One of the (many arbitrary) rules of ruby 1.9 encodings is that although
there is an external_encoding set on STDIN, there is no external
encoding set on STDOUT.

So when you write a string to STDOUT, by default the sequence of bytes
is transferred as-is to the terminal.

If you want strings to be transcoded on write, try putting this at the
start of your program:

STDOUT.set_encoding Encoding.locale_charmap

or

STDOUT.set_encoding Encoding.default_external

or

STDOUT.set_encoding “IBM437”

Also shouldn’t the following code fail?

“asdfМикимаус”.force_encoding “IBM437”

(it doesn’t)

No, it shouldn’t; you’re just tagging the string with a different
encoding. In any case, notice that

str = “asdfМикимаус”.force_encoding “IBM437”
str.valid_encoding?

returns true.
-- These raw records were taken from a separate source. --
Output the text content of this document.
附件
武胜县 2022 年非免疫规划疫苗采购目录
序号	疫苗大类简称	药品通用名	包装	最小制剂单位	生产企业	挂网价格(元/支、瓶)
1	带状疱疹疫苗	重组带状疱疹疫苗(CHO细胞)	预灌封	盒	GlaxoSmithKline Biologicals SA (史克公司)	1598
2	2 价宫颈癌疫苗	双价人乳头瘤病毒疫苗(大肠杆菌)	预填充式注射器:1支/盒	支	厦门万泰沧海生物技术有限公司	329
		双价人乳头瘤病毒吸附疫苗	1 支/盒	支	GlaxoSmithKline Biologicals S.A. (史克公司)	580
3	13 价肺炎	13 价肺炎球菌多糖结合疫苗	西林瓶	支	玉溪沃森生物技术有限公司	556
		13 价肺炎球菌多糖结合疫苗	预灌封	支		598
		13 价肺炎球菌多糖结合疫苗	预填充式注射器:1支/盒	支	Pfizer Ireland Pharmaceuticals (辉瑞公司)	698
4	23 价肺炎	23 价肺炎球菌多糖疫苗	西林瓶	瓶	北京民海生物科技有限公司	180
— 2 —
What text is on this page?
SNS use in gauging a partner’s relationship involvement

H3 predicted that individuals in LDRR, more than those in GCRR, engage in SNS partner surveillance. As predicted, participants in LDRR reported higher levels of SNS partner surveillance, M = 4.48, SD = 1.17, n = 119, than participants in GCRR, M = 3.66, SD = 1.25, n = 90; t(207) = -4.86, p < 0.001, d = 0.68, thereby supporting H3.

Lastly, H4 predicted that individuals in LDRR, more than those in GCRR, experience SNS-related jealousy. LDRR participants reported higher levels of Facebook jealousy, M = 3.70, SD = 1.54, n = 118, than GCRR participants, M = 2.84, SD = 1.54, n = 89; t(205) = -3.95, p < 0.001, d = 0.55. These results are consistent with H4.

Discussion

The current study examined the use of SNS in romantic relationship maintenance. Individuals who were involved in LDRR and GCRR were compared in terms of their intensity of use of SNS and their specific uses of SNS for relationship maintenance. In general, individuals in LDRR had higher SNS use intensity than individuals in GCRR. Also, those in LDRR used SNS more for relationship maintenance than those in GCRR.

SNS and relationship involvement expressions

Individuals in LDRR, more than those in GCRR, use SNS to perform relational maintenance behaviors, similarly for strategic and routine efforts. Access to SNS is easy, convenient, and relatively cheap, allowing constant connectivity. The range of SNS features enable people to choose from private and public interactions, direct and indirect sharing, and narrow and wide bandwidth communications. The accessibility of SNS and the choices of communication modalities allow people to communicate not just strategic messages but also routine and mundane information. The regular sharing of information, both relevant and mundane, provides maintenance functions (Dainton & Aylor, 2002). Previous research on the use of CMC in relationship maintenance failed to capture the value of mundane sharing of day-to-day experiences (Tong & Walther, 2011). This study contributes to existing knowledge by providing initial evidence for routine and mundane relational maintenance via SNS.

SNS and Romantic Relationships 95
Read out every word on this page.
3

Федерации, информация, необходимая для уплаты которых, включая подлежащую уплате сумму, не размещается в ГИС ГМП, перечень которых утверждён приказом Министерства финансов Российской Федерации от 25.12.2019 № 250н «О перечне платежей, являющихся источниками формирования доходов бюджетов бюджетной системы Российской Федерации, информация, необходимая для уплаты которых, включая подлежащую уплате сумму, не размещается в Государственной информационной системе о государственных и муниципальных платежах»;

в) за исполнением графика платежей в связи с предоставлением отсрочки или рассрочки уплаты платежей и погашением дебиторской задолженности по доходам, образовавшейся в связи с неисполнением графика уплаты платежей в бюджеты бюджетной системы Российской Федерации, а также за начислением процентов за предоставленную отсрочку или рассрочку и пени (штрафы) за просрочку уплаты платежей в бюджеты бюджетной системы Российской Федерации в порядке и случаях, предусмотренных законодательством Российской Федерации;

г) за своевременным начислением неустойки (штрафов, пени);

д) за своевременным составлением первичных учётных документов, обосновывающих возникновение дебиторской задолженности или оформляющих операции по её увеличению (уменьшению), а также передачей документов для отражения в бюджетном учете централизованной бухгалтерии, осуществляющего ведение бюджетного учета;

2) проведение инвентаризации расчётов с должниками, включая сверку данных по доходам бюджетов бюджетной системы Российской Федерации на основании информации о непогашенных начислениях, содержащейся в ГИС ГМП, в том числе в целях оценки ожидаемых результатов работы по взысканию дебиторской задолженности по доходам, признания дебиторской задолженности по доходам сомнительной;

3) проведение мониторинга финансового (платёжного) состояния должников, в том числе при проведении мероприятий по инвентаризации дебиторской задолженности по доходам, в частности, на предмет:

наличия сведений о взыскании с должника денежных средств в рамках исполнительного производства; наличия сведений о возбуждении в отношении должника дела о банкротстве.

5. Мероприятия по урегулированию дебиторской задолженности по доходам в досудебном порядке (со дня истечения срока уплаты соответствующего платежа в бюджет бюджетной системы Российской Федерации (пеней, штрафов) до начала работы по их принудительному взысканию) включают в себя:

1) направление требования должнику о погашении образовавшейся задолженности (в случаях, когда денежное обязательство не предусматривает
This means that the sequence of bytes in str happens to be
a valid sequence of characters in IBM437 (just not the characters you
originally thought of)

However, the following does give an error, because you’re trying to
transcode each character in the source string to an equivalent character
in IBM437:

“asdfМикимаус”.encode “IBM437”

Encoding::UndefinedConversionError: U+041C from UTF-8 to IBM437

If you want to understand how String encodings work in ruby 1.9 - and I
warn you in advance that you probably don’t - you could try reading
http://github.com/candlerb/string19/blob/master/string19.rb

Then cry.

Regards,

Brian.

2010/5/11 Roger P. [email protected]:

If you want to understand how String encodings work in ruby 1.9 - and I
warn you in advance that you probably don’t - you could try reading
http://github.com/candlerb/string19/blob/master/string19.rb

Then cry.

Thanks much :slight_smile:

There’s also James’ excellent article:

http://blog.grayproductions.net/articles/miscellaneous_m17n_details

Cheers

robert

If you want to understand how String encodings work in ruby 1.9 - and I
warn you in advance that you probably don’t - you could try reading
http://github.com/candlerb/string19/blob/master/string19.rb

Then cry.

Thanks much :slight_smile:
-rp